Michel Maffesoli : Plutôt que de parler de communautarisme, j’aimerais que l’on imagine que chaque école forme dans son quartier une communauté avec les parents, les élèves, les enseignants.
Nous changeons de monde et nous raisonnons encore avec les catégories de l’ancien monde.
C’est ainsi qu’alors que de toutes parts se développe l’idéal communautaire, le besoin de solidarités de proximité, le besoin d’appartenance à de petits groupes, ce que j’ai appelé la tribalisation de la société postmoderne, nous nous crispons sur le vieux modèle du contrat social liant entre eux des individus autonomes.

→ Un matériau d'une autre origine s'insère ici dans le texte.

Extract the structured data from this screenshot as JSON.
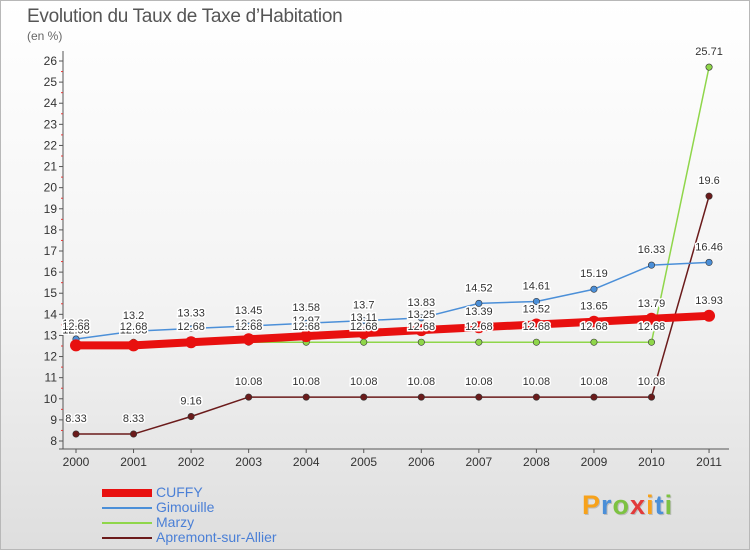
{
  "title": "Evolution du Taux de Taxe d’Habitation",
  "subtitle": "(en %)",
  "logo": {
    "text": "Proxiti",
    "letter_colors": [
      "#f7a21b",
      "#4b8fd8",
      "#7dc242",
      "#e23a3a",
      "#f7a21b",
      "#4b8fd8",
      "#7dc242"
    ]
  },
  "chart_data": {
    "type": "line",
    "x": [
      "2000",
      "2001",
      "2002",
      "2003",
      "2004",
      "2005",
      "2006",
      "2007",
      "2008",
      "2009",
      "2010",
      "2011"
    ],
    "ylim": [
      8,
      26
    ],
    "yticks": [
      "8",
      "9",
      "10",
      "11",
      "12",
      "13",
      "14",
      "15",
      "16",
      "17",
      "18",
      "19",
      "20",
      "21",
      "22",
      "23",
      "24",
      "25",
      "26"
    ],
    "grid": false,
    "legend_position": "bottom-left",
    "series": [
      {
        "name": "CUFFY",
        "color": "#e8100f",
        "values": [
          12.53,
          12.53,
          12.68,
          12.82,
          12.97,
          13.11,
          13.25,
          13.39,
          13.52,
          13.65,
          13.79,
          13.93
        ],
        "labels": [
          "12.53",
          "12.53",
          "12.68",
          "12.82",
          "12.97",
          "13.11",
          "13.25",
          "13.39",
          "13.52",
          "13.65",
          "13.79",
          "13.93"
        ]
      },
      {
        "name": "Gimouille",
        "color": "#4b8fd8",
        "values": [
          12.83,
          13.2,
          13.33,
          13.45,
          13.58,
          13.7,
          13.83,
          14.52,
          14.61,
          15.19,
          16.33,
          16.46
        ],
        "labels": [
          "12.83",
          "13.2",
          "13.33",
          "13.45",
          "13.58",
          "13.7",
          "13.83",
          "14.52",
          "14.61",
          "15.19",
          "16.33",
          "16.46"
        ]
      },
      {
        "name": "Marzy",
        "color": "#8fd64a",
        "values": [
          12.68,
          12.68,
          12.68,
          12.68,
          12.68,
          12.68,
          12.68,
          12.68,
          12.68,
          12.68,
          12.68,
          25.71
        ],
        "labels": [
          "12.68",
          "12.68",
          "12.68",
          "12.68",
          "12.68",
          "12.68",
          "12.68",
          "12.68",
          "12.68",
          "12.68",
          "12.68",
          "25.71"
        ]
      },
      {
        "name": "Apremont-sur-Allier",
        "color": "#6b1b1b",
        "values": [
          8.33,
          8.33,
          9.16,
          10.08,
          10.08,
          10.08,
          10.08,
          10.08,
          10.08,
          10.08,
          10.08,
          19.6
        ],
        "labels": [
          "8.33",
          "8.33",
          "9.16",
          "10.08",
          "10.08",
          "10.08",
          "10.08",
          "10.08",
          "10.08",
          "10.08",
          "10.08",
          "19.6"
        ]
      }
    ]
  }
}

Et tout regroupement communautaire, alors qu’il s’agit rarement de regroupements ethniques, mais souvent de passions communes, artistiques sportives, religieuses etc. est taxé de communautarisme.
De même le formidable échec de l’enseignement primaire et secondaire dans sa fonction de socialisation des jeunes est interprété comme un phénomène de violence de ceux-ci, auquel il ne faudrait répondre que par une augmentation du nombre de policiers, de places de prison et en général de punitions. Surveiller et punir, Michel Foucault a bien montré à quoi se réduisait l’idéal progressiste de la modernité.

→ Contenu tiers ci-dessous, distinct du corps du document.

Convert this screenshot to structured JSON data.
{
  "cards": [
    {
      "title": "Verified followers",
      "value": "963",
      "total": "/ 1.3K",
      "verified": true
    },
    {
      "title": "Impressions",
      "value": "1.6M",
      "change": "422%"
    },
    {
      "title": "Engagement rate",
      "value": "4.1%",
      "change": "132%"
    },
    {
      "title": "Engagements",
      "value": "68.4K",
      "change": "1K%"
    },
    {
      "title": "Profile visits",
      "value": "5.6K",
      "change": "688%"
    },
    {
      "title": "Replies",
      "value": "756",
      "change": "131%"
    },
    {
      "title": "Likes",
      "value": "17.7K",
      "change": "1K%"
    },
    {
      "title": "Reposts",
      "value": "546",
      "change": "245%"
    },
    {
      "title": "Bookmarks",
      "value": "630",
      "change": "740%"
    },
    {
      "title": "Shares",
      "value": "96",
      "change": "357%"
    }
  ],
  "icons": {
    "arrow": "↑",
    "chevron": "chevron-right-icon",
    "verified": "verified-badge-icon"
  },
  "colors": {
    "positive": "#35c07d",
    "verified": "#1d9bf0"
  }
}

Il se trouve qu’en cette période postmoderne, cette répression est inefficace.
Bien sûr les faits de violence d’élèves par rapport à leurs enseignants ont sans doute augmenté par rapport à une époque, dans laquelle il faut le dire seuls dix pour cent d’une classe d’âge suivait un enseignement secondaire.
Dès lors ne devrait-on pas, au contraire de cette condamnation abstraite d’un communautarisme supposé, se demander pourquoi il y a un tel fossé entre l’école et ses usagers, pourquoi il n’y a pas plus de proximité entre les enseignants et les élèves et leurs parents.
L’école, parents, enfants, enseignants et personnels scolaires ne souffrent-ils pas plutôt d’une absence d’appartenance à une communauté ? Quand la laïcité devient laïcisme et refus intolérant de toute manifestation d’une appartenance religieuse, quand les enseignants et les parents ne savent que se renvoyer les uns aux autres la responsabilité éducative, quand pour beaucoup d’enfants la classe n’est plus que l’attente de la fin de l’obligation scolaire, quand comme le disait déjà Marc Bloch, on ne forme pas les élèves, on les prépare à de examens et concours, doit-on s’étonner que les élèves s’agitent, et finissent par être agressifs ?
Alors que dans tous les secteurs, le travail en équipe, le travail collaboratif se développe, dans l’enseignement, le professeur est seul face à une classe, composée d’individus autonomes.
Qu’a-t-on proposé aux enseignants qui ne peuvent pas se faire entendre dans des classes dont la majorité des élèves se lève et parle continuellement ? qu’a-t-on offert aux enfants des quartiers difficiles qui voudraient profiter de l’enseignement, mais qui n’arrivent pas à travailler dans cette atmosphère survoltée ? Sait-on que dans nombre de classes, chaque enseignant doit exclure deux à trois élèves par cours pour pouvoir tenter de travailler ?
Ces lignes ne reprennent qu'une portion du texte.